Грег сел. Он смотрел на нее недоверчиво, но обеспокоенно.
— Но тут концы с концами не сходятся.
— Я знаю. Зачем ему так нам вредить? Зачем подвергать себя преследованию? Мне кажется, это часть какого-то плана. Я не знаю больше, чему верить. Мама умерла. Мы прячемся, как дикие звери. Я уже начинаю думать, что они правы, эти люди из ФБР. Он действительно убил Маргарет Сеймор. Я любила своего отца, Грег. Он был всем для меня. Но теперь я знаю, что он приходил домой каждый чертов вечер всю мою жизнь и врал нам. Кем, черт бы все побрал, был мой отец, Грег?
Грег подошел и сел с ней рядом.
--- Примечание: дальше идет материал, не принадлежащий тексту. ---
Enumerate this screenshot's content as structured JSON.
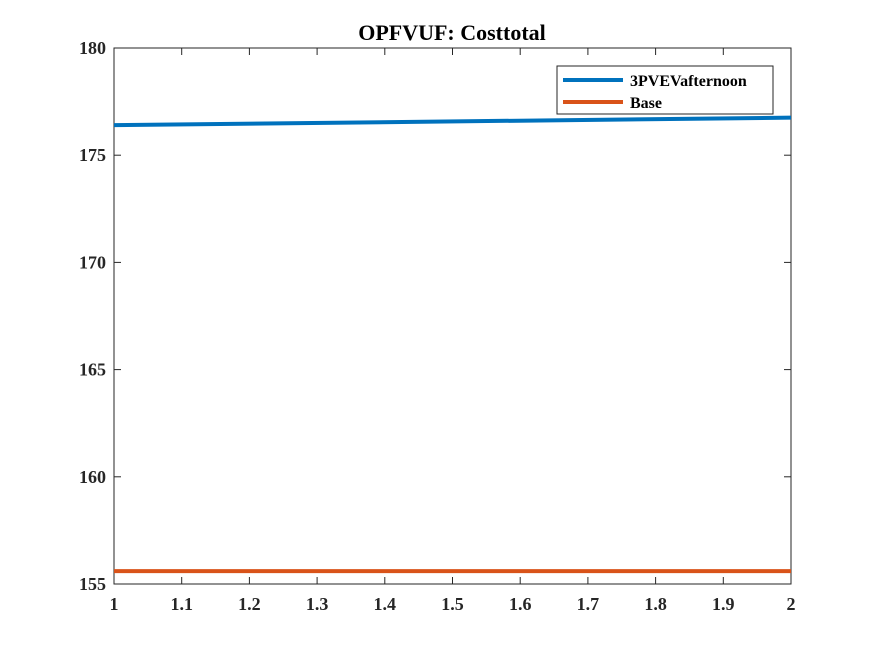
{
  "chart_data": {
    "type": "line",
    "title": "OPFVUF: Costtotal",
    "xlabel": "",
    "ylabel": "",
    "xlim": [
      1,
      2
    ],
    "ylim": [
      155,
      180
    ],
    "xticks": [
      "1",
      "1.1",
      "1.2",
      "1.3",
      "1.4",
      "1.5",
      "1.6",
      "1.7",
      "1.8",
      "1.9",
      "2"
    ],
    "yticks": [
      "155",
      "160",
      "165",
      "170",
      "175",
      "180"
    ],
    "grid": false,
    "legend_position": "top-right",
    "series": [
      {
        "name": "3PVEVafternoon",
        "color": "#0072BD",
        "x": [
          1,
          2
        ],
        "y": [
          176.4,
          176.75
        ]
      },
      {
        "name": "Base",
        "color": "#D95319",
        "x": [
          1,
          2
        ],
        "y": [
          155.6,
          155.6
        ]
      }
    ]
  }
}
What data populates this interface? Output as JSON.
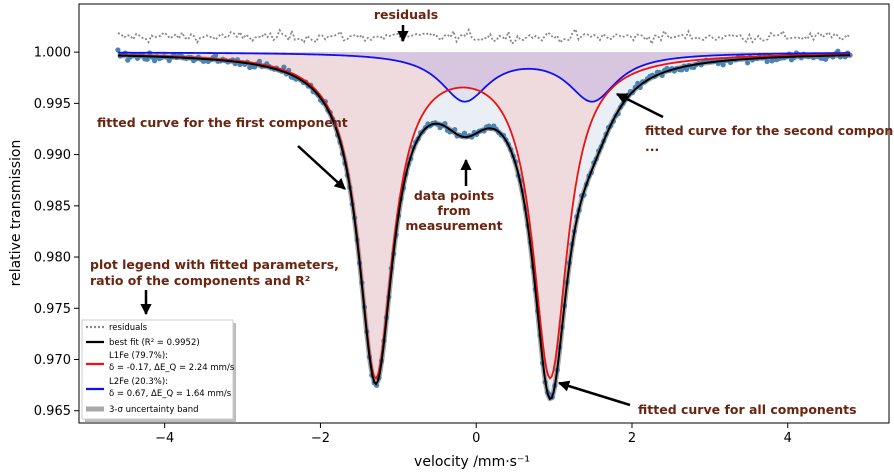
{
  "chart_data": {
    "type": "scatter",
    "xlabel": "velocity /mm·s⁻¹",
    "ylabel": "relative transmission",
    "xlim": [
      -5.1,
      5.3
    ],
    "ylim": [
      0.9638,
      1.0047
    ],
    "xticks": [
      -4,
      -2,
      0,
      2,
      4
    ],
    "xtick_labels": [
      "−4",
      "−2",
      "0",
      "2",
      "4"
    ],
    "yticks": [
      0.965,
      0.97,
      0.975,
      0.98,
      0.985,
      0.99,
      0.995,
      1.0
    ],
    "ytick_labels": [
      "0.965",
      "0.970",
      "0.975",
      "0.980",
      "0.985",
      "0.990",
      "0.995",
      "1.000"
    ],
    "grid": false,
    "legend_position": "lower-left",
    "velocity_range": [
      -4.6,
      4.8
    ],
    "residual_baseline": 1.0015,
    "components": [
      {
        "name": "L1Fe (79.7%):",
        "param_line": "δ = -0.17, ΔE_Q = 2.24 mm/s",
        "isomer_shift": -0.17,
        "quadrupole_splitting": 2.24,
        "area_percent": 79.7,
        "line_positions": [
          -1.29,
          0.95
        ],
        "line_depth": 0.0314,
        "hwhm": 0.27,
        "color": "#ee1111",
        "fill": "#ecd3d8"
      },
      {
        "name": "L2Fe (20.3%):",
        "param_line": "δ = 0.67, ΔE_Q = 1.64 mm/s",
        "isomer_shift": 0.67,
        "quadrupole_splitting": 1.64,
        "area_percent": 20.3,
        "line_positions": [
          -0.15,
          1.49
        ],
        "line_depth": 0.0046,
        "hwhm": 0.38,
        "color": "#1111ee",
        "fill": "#d3c2e1"
      }
    ],
    "best_fit": {
      "name": "best fit",
      "r_squared": 0.9952,
      "color": "#000000"
    },
    "colors": {
      "data_points": "#4a83b4",
      "residuals": "#888888",
      "uncertainty_band": "#a8a8a8",
      "annotations": "#6b2410"
    },
    "annotations": [
      {
        "text": "residuals"
      },
      {
        "text": "fitted curve for the first component"
      },
      {
        "text": "fitted curve for the second component"
      },
      {
        "text": "..."
      },
      {
        "text": "data points"
      },
      {
        "text": "from"
      },
      {
        "text": "measurement"
      },
      {
        "text": "plot legend with fitted parameters,"
      },
      {
        "text": "ratio of the components and R²"
      },
      {
        "text": "fitted curve for all components"
      }
    ],
    "legend": [
      {
        "label": "residuals"
      },
      {
        "label": "best fit (R² = 0.9952)"
      },
      {
        "label": "L1Fe (79.7%):"
      },
      {
        "label": "δ = -0.17, ΔE_Q = 2.24 mm/s"
      },
      {
        "label": "L2Fe (20.3%):"
      },
      {
        "label": "δ = 0.67, ΔE_Q = 1.64 mm/s"
      },
      {
        "label": "3-σ uncertainty band"
      }
    ]
  }
}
Взял ее лицо в ладони.
— Зачем ты все это делаешь, Кейт?
Она покачала головой, уставившись в пространство.
— Что делаю?
— Снова лезешь в самую гущу. Шарон умерла, детка. Тебе чертовски повезло, что ты осталась жива. Эти люди — звери, Кейт. Они ведь и тебя пытались убить.
— Потому что я хочу знать! — закричала Кейт, отодвигаясь от него. — Как ты не понимаешь? Мне нужно знать, почему умерла моя мать, Грег. Что она пыталась рассказать мне… Ведь никто, по сути, даже не сел в тюрьму, Грег. Ни Консерга, ни Трухильо. Ни один человек, против которых отец давал показания. Никто, кроме Гарольда, его тупого приятеля. Они все, те, которые действительно нужны были правительству, остались безнаказанными. Тебе это не кажется странным, Грег? А потом, через пару месяцев, он просто исчезает, а эту женщину-агента пытают и убивают. Он врал нам, Грег. Ради чего? Ты бы не хотел узнать на моем месте?
Грег обнял ее за плечи и прижал к себе.
— Мы не можем позволить, чтобы это висело над нами всю жизнь. Ты только добьешься, что тебя убьют. Пожалуйста, Кейт, подумай о нас с тобой.
— Я не могу…
— И я не могу вот так следовать за тобой, Кейт. До конца дней своих. — Он приподнял ее лицо. — Я пытался до тебя дозвониться некоторое время назад. У меня есть новости…
— Да?
— Звонили из нью-йоркского пресвитерианского госпиталя. Они предложили мне должность. В детской ортопедии. — Его лицо расплылось в довольной улыбке. — Я своего добился!
Новости были замечательными. Несколько месяцев назад Кейт бы запрыгала от восторга. Теперь же она коснулась его щеки и улыбнулась. Теперь она не была уверена.
— Мы можем остаться в Нью-Йорке. Начать новую жизнь. Я люблю тебя, детка, но я не могу спокойно работать и думать, что ты постоянно подвергаешь себя опасности. Мы должны все это отодвинуть. От меня ждут ответа. Так мы остаемся или уезжаем, солнышко? Пойдем ли мы вперед и будем жить своей собственной жизнью или будем оглядываться назад? Тебе решать, Кейт. Но я должен вскоре дать ответ.